Rolf Fringer blickt dem Rückrunden-Start optimistisch entgegen. In der Sendung «sportpanorama» erklärte der neue FCL-Sportchef, was es braucht, um die Innerschweizer wieder aus dem Tabellenkeller zu führen.

Kurz vor Weihnachten begann für Rolf Fringer eine neue Etappe. Der 58-Jährige trat beim FC Luzern die Nachfolge des entlassenen Alex Frei an und wurde Sportchef. «Ich bin glücklich und nach so vielen Trainer-Jahren reif für eine neue Herausforderung», sagt der gebürtige Österreicher vor dem Rückrunden-Start. Die Aufgabe ist schwierig. Das weiss auch Fringer. Es gilt, den FCL nach einer völlig missglückten Hinrunde wieder aus dem Tabellenkeller zu führen.

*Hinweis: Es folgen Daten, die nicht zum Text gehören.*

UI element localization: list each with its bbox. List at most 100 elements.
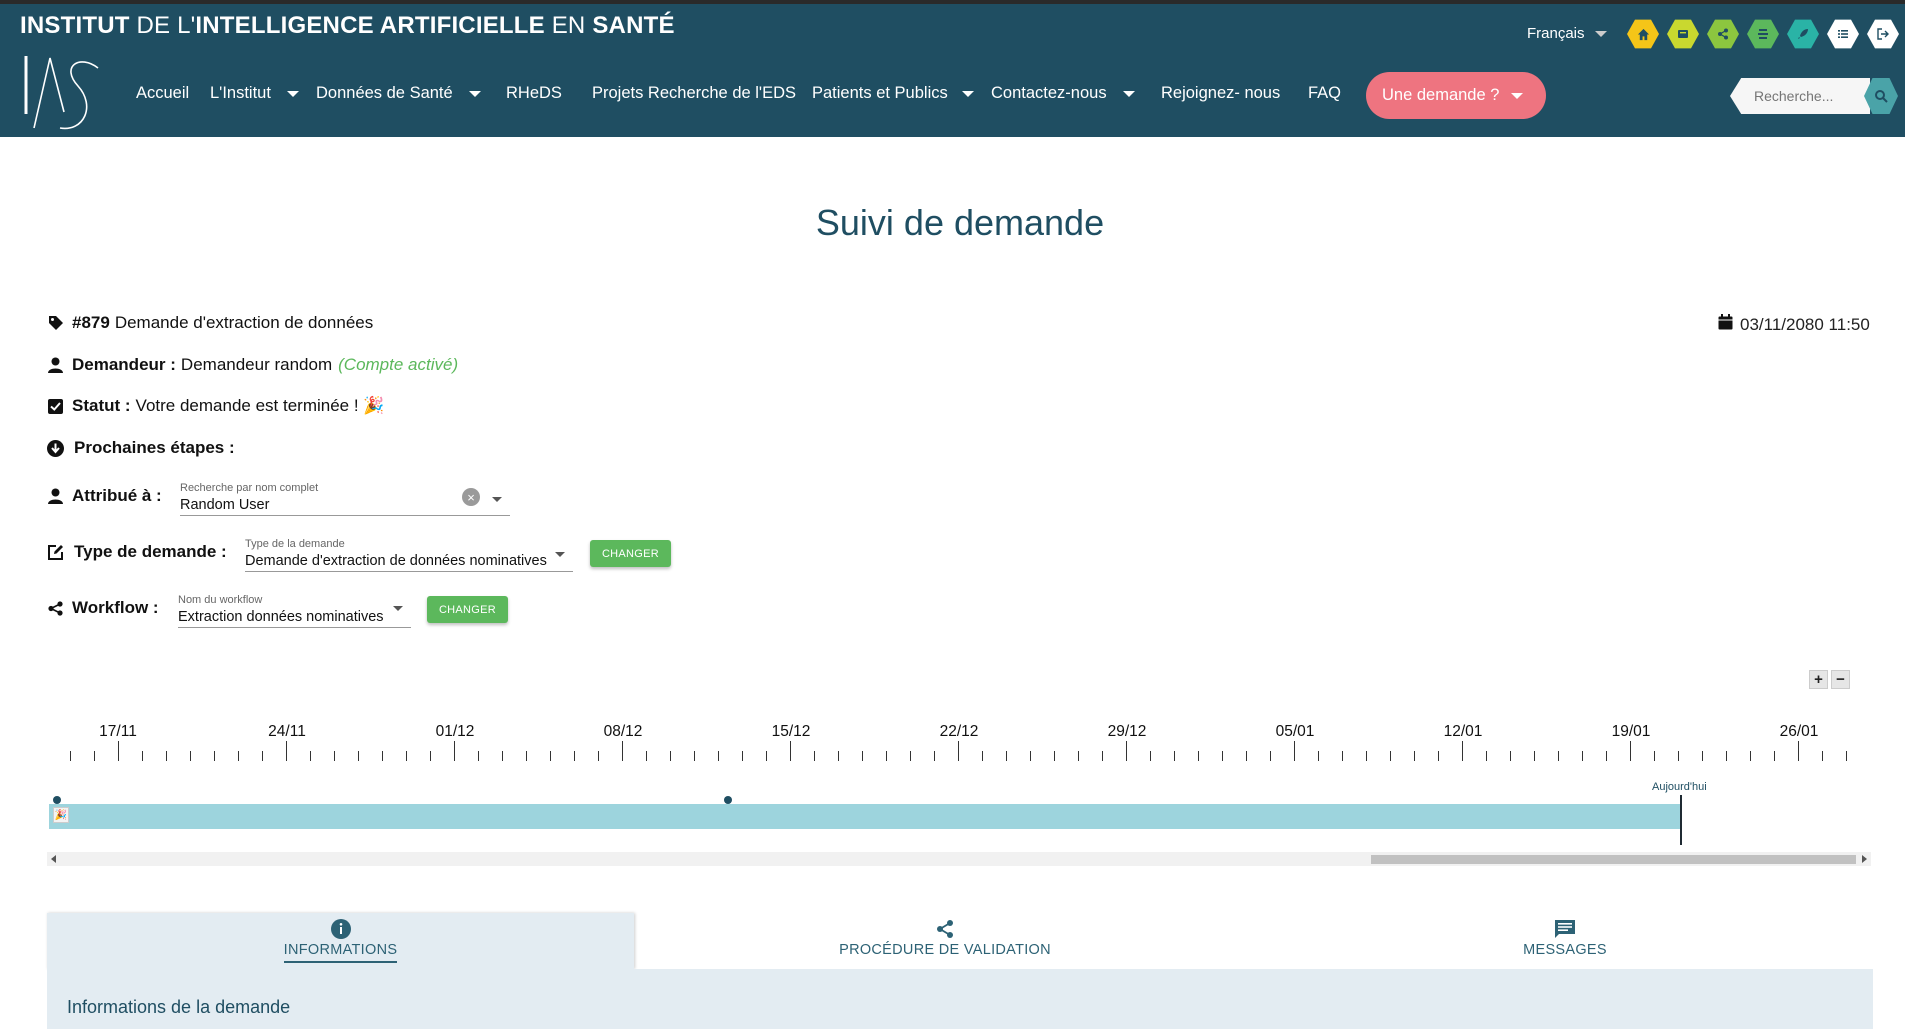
tab-procedure-validation[interactable]: PROCÉDURE DE VALIDATION	[635, 913, 1255, 969]
timeline-minor-tick	[1390, 751, 1391, 761]
workflow-field-value: Extraction données nominatives	[178, 609, 384, 625]
une-demande-button[interactable]: Une demande ?	[1366, 72, 1546, 119]
nav-faq[interactable]: FAQ	[1308, 84, 1341, 103]
requester-name: Demandeur random	[180, 355, 333, 374]
search-box	[1730, 78, 1874, 114]
timeline-request-bar[interactable]	[49, 804, 1681, 829]
timeline-scroll-thumb[interactable]	[1371, 855, 1856, 864]
nav-contactez-nous[interactable]: Contactez-nous	[991, 84, 1135, 103]
timeline-minor-tick	[1270, 751, 1271, 761]
timeline-minor-tick	[214, 751, 215, 761]
logout-icon[interactable]	[1867, 19, 1899, 49]
brand-part: INTELLIGENCE ARTIFICIELLE	[195, 12, 545, 39]
rocket-icon[interactable]	[1787, 19, 1819, 49]
request-tabs: INFORMATIONS PROCÉDURE DE VALIDATION MES…	[47, 913, 1873, 969]
timeline-scrollbar[interactable]	[47, 852, 1871, 866]
timeline-minor-tick	[502, 751, 503, 761]
timeline-minor-tick	[742, 751, 743, 761]
request-type-label: Type de demande :	[74, 542, 227, 561]
nav-institut-label: L'Institut	[210, 84, 271, 102]
clear-icon[interactable]: ×	[462, 488, 480, 506]
nav-rejoignez-nous[interactable]: Rejoignez- nous	[1161, 84, 1280, 103]
zoom-in-button[interactable]: +	[1809, 670, 1828, 689]
calendar-icon	[1718, 314, 1733, 335]
timeline-minor-tick	[1198, 751, 1199, 761]
timeline-minor-tick	[1702, 751, 1703, 761]
nav-rheds[interactable]: RHeDS	[506, 84, 562, 103]
chevron-down-icon[interactable]	[393, 606, 403, 611]
assigned-user-field[interactable]: Recherche par nom complet Random User ×	[180, 482, 510, 516]
request-type-field-value: Demande d'extraction de données nominati…	[245, 553, 547, 569]
timeline-event-dot[interactable]	[53, 796, 61, 804]
timeline-date-label: 24/11	[268, 723, 306, 740]
status-text: Votre demande est terminée ! 🎉	[135, 396, 385, 415]
zoom-out-button[interactable]: −	[1831, 670, 1850, 689]
site-brand-title[interactable]: INSTITUT DE L'INTELLIGENCE ARTIFICIELLE …	[20, 12, 675, 40]
party-icon: 🎉	[53, 807, 69, 823]
ias-logo[interactable]	[20, 52, 102, 134]
share-icon[interactable]	[1707, 19, 1739, 49]
timeline-event-dot[interactable]	[724, 796, 732, 804]
info-icon	[330, 919, 351, 939]
tab-informations[interactable]: INFORMATIONS	[47, 913, 634, 969]
layers-icon[interactable]	[1747, 19, 1779, 49]
timeline-date-label: 12/01	[1443, 723, 1483, 740]
timeline-minor-tick	[1558, 751, 1559, 761]
change-workflow-button[interactable]: CHANGER	[427, 596, 508, 623]
timeline-minor-tick	[70, 751, 71, 761]
today-marker	[1680, 795, 1682, 845]
scroll-left-icon[interactable]	[51, 855, 56, 863]
timeline-minor-tick	[1030, 751, 1031, 761]
change-request-type-button[interactable]: CHANGER	[590, 540, 671, 567]
timeline-minor-tick	[310, 751, 311, 761]
requester-label: Demandeur :	[72, 355, 176, 374]
database-icon[interactable]	[1667, 19, 1699, 49]
timeline-minor-tick	[1846, 751, 1847, 761]
brand-part: INSTITUT	[20, 12, 130, 39]
timeline-date-label: 29/12	[1107, 723, 1147, 740]
chevron-down-icon[interactable]	[555, 552, 565, 557]
panel-title: Informations de la demande	[67, 997, 291, 1017]
edit-icon	[47, 544, 64, 561]
timeline-date-label: 15/12	[771, 723, 811, 740]
tab-messages[interactable]: MESSAGES	[1255, 913, 1875, 969]
request-timeline[interactable]: 17/11 24/11 01/12 08/12 15/12 22/12 29/1…	[47, 715, 1871, 865]
share-icon	[47, 600, 64, 617]
nav-accueil[interactable]: Accueil	[136, 84, 189, 103]
timeline-minor-tick	[694, 751, 695, 761]
timeline-minor-tick	[1534, 751, 1535, 761]
home-icon[interactable]	[1627, 19, 1659, 49]
chevron-down-icon[interactable]	[492, 497, 502, 502]
request-type-field[interactable]: Type de la demande Demande d'extraction …	[245, 538, 573, 572]
user-icon	[47, 488, 64, 505]
search-input[interactable]	[1730, 78, 1870, 114]
timeline-minor-tick	[1150, 751, 1151, 761]
chevron-down-icon	[1122, 90, 1135, 97]
timeline-minor-tick	[1222, 751, 1223, 761]
timeline-minor-tick	[1078, 751, 1079, 761]
nav-donnees-sante-label: Données de Santé	[316, 84, 453, 102]
tag-icon	[47, 315, 64, 332]
nav-patients-publics[interactable]: Patients et Publics	[812, 84, 974, 103]
timeline-minor-tick	[670, 751, 671, 761]
timeline-minor-tick	[934, 751, 935, 761]
nav-contactez-nous-label: Contactez-nous	[991, 84, 1107, 102]
timeline-minor-tick	[718, 751, 719, 761]
timeline-minor-tick	[334, 751, 335, 761]
request-date: 03/11/2080 11:50	[1718, 314, 1870, 335]
timeline-minor-tick	[1414, 751, 1415, 761]
nav-projets-recherche[interactable]: Projets Recherche de l'EDS	[592, 84, 796, 103]
assigned-row: Attribué à :	[47, 486, 167, 506]
scroll-right-icon[interactable]	[1862, 855, 1867, 863]
nav-donnees-sante[interactable]: Données de Santé	[316, 84, 481, 103]
arrow-circle-down-icon	[47, 439, 64, 457]
timeline-minor-tick	[238, 751, 239, 761]
timeline-major-tick	[286, 741, 287, 761]
list-icon[interactable]	[1827, 19, 1859, 49]
workflow-field[interactable]: Nom du workflow Extraction données nomin…	[178, 594, 411, 628]
requester-row: Demandeur : Demandeur random (Compte act…	[47, 355, 458, 375]
chevron-down-icon	[1594, 30, 1607, 37]
nav-institut[interactable]: L'Institut	[210, 84, 299, 103]
timeline-minor-tick	[1486, 751, 1487, 761]
language-selector[interactable]: Français	[1527, 25, 1607, 42]
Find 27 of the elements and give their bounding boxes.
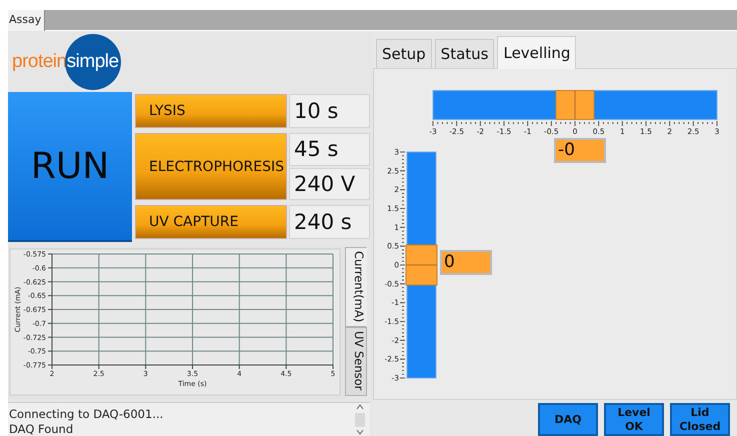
status-indicator: Lid Closed: [670, 403, 730, 436]
slider-thumb[interactable]: [556, 90, 594, 120]
scrollbar[interactable]: [354, 403, 366, 436]
status-indicator: Level OK: [604, 403, 664, 436]
run-button[interactable]: RUN: [8, 92, 132, 242]
log-line: Connecting to DAQ-6001...: [9, 407, 164, 422]
stage-button[interactable]: LYSIS: [135, 94, 287, 128]
scroll-down-icon[interactable]: [356, 429, 364, 435]
value-field[interactable]: 45 s: [289, 132, 370, 166]
value-field[interactable]: 240 V: [289, 168, 370, 200]
graph-tab[interactable]: Current(mA): [345, 247, 367, 328]
value-field[interactable]: 240 s: [289, 205, 370, 239]
brand-logo: proteinsimple: [8, 31, 121, 92]
tab[interactable]: Setup: [376, 39, 432, 68]
slider-thumb[interactable]: [406, 244, 438, 286]
tab[interactable]: Status: [434, 39, 494, 68]
stage-button[interactable]: ELECTROPHORESIS: [135, 132, 287, 200]
status-indicator: DAQ: [538, 403, 598, 436]
reading-field: -0: [554, 138, 606, 163]
value-field[interactable]: 10 s: [289, 94, 370, 128]
window-tab[interactable]: Assay: [8, 10, 46, 31]
stage-button[interactable]: UV CAPTURE: [135, 205, 287, 239]
scroll-up-icon[interactable]: [356, 403, 364, 411]
tab[interactable]: Levelling: [497, 36, 576, 69]
graph-tab[interactable]: UV Sensor: [345, 327, 367, 396]
reading-field: 0: [440, 250, 492, 275]
log-line: DAQ Found: [9, 422, 74, 436]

Fringer waltet seines Amtes

Als Trainer führte Fringer die Innerschweizer bereits in der Saison 2008/09 aus einer ähnlich misslichen Lage zum Ligaerhalt. Als Sportchef hat er die Weichen für den Aufschwung gestellt. Die Rahmenbedingungen für eine neuerliche Aufholjagd seien erfüllt, glaubt er. «Wenn alle zu 100 Prozent mitarbeiten, habe ich ein gutes Gefühl», so Fringer. Denn die guten Testresultate hätten etwas Selbstvertrauen zurück ins Team gebracht.

Für ein schlankeres Kader, das leichter zu kontrollieren sei, hat Fringer selbst gesorgt. 4 Akteure wurden abgegeben und mit Tomislav Puljic und Cristian Ianu zwei Spieler geholt, die schon unter Fringer beim FCL aktiv waren. Puljic und Ianu seien nicht nur Hoffnungs- und Sympathieträger, sondern auch Typen, die gut für die Kabine seien. «Ähnlich wie ein Pizzarro bei den Bayern», erklärt Fringer. Der neue Co-Trainer Roland Vrabec verstehe sich zudem sehr gut mit Coach Markus Babbel.

Alles ist möglich

«Wichtig ist, dass wir in der Rückrunde eine Einheit werden. Wir haben eine Lektion gelernt und sind bereit für eine Reaktion», sagt Fringer. In seiner Zeit bei Aarau habe er gemerkt, dass man sogar mit einem kleinen Klub Schweizer Meister werden könne, wenn alle am gleichen Strick ziehen würden. Es braucht von allem ein wenig: Fachkompetenz, Sozialkompetenz, aber auch Energie um die Leute mitreissen zu können.

Das «Haifischbecken» FCL, wie es sein Vorgänger Frei genannt hat, kennt Fringer ja bestens. «Luzern ist ein spannendes Pflaster, man interessiert sich für Fussball. Alle reden mit, das gehört dazu», sagt er diplomatisch. Vergessen sind die einstigen Differenzen mit dem heutigen Ehrenpräsidenten Walter Stierli. «Stierli hatte Visionen, es ging um den FCL, nicht um meine Person», blickt Fringer zurück. Sein Optimismus ist heute beim Tabellenletzten der Super League gefragter denn je. Ob sich dieser auf die Mannschaft und den Staff ausbreitet, wird sich zeigen.